Voltage Pictures, which previously engaged in a lengthy court battle to require Canadian ISPs to disclose the names of alleged file sharers, has adopted a new legal strategy. This week, the company filed an unusual application in federal court, seeking certification of a reverse class action against an unknown number of alleged uploaders of five movies using BitTorrent (The Cobbler, Pay the Ghost, Good Kill, Fathers and Daughters, and American Heist). The use of reverse class actions is very rare in Canada (only a few have been reported). There were attempts to use the mechanism in copyright claims in the U.S. several years ago without success.
The Voltage filing seeks certification of the class, a declaration that each member of the class has infringed its copyright, an injunction stopping further infringement, damages, and costs of the legal proceedings. Voltage names as its representative respondent John Doe (linked to a Rogers IP address). It admits that it does not know the names or identifies of any members of its proposed class, but seeks to group anyone in Canada who infringed the copyright on one of the five movies. Voltage does not say how many people it has identified as infringing its copyright. It urges the court to issue an order to stop the infringement and to assess damages to be paid by each person.
The case raises many questions, most notably whether a reverse class action can be used an effective technique to target copyright infringement. Class actions typically involve a representative plaintiff who represents many others who have suffered the same harms from the actions of the defendant. Reverse class actions feature a single plaintiff (Voltage) and multiple defendants (the alleged file sharers). The most comprehensive examination of reverse class actions in Canada I could find comes from Ian Leach, who notes that while the strategy has rarely been used, there have been a few such cases in Ontario (the federal court rules have similar provisions).
There are several barriers to starting a reverse class action.
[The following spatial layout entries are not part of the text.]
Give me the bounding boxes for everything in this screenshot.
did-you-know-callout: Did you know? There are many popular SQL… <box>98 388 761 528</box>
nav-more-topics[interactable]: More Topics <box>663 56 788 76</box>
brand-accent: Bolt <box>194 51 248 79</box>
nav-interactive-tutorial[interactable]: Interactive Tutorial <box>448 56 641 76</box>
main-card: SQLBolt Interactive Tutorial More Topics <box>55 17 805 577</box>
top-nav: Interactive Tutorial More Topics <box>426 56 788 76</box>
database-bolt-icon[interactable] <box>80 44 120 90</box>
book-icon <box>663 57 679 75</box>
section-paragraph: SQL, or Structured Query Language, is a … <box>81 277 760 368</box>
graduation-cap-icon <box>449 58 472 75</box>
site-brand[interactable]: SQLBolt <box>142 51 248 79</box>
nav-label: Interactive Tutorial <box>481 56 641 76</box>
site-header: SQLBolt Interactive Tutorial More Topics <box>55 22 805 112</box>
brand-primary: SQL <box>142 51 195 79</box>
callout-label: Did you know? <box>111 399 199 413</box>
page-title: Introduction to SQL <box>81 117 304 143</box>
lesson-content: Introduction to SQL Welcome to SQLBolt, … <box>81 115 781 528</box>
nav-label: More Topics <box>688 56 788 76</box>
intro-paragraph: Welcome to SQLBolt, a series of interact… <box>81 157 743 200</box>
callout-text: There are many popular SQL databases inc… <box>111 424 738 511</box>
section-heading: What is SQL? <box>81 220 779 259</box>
In 2013, an Oregon court dismissed a similar Voltage lawsuit, concluding that the company “was unfairly using the court’s subpoena power in a “reverse class-action suit” to save on legal expenses and possibly to intimidate defendants into paying thousands of dollars for viewing a movie that can be bought or rented for less than $10.” Another reverse class action was tossed in U.S. federal court in Illinois in 2011, with the judge expressing concern that the case was little more than a “fishing expedition.” A New York Law School Review note comprehensively canvasses the issue from a U.S. perspective, arguing that the cases cannot be certified under U.S. law and that they raise significant issues of fairness.
One of the biggest concerns involves questions of representation for the defendant class. Before certification, the court will want assurance that the interests of the defendants will be fairly represented. But who will represent those interests? Who will pay for the legal counsel? Unlike a plaintiff-led class action, where lawyers are often willing to invest in the case, there is no payoff at the end of this case and finding someone to represent the class will be a challenge when the only named representative is John Doe #1. If the representation issue is addressed, there will be additional concerns related to commonality (there may be a common copyright claim, but the defences may differ) and identification of the scope of the class, which appears to be indefinite.
Beyond the certification challenges, one of the primary barriers to reverse class actions is that defendants have the option of opting out of the class. This suggests that even if certified, any and all defendants will have the right to opt-out. In other words, after going through the process of trying to meet the requirements for class proceedings, all the defendants will be permitted to simply walk away.
Opting-out will pose its own sets of challenges as defendants will presumably want to have their anonymity safeguarded if they choose to opt-out. Voltage may be counting on the possibility of self-identification as a deterrence against opting out, but the court could establish a mechanism to allow for full exercise of the right to opt-out without being forced to disclose personal identity. The privacy issue related to the identification of the individuals is a separate matter that has its own process under Canadian law.
Class action experts may be able to shed more light on the issues related to a reverse class action, but at first glance this Voltage lawsuit is a puzzling strategy that should face stiff opposition from courts concerned with procedural fairness and appropriate representation of the interests of all class members.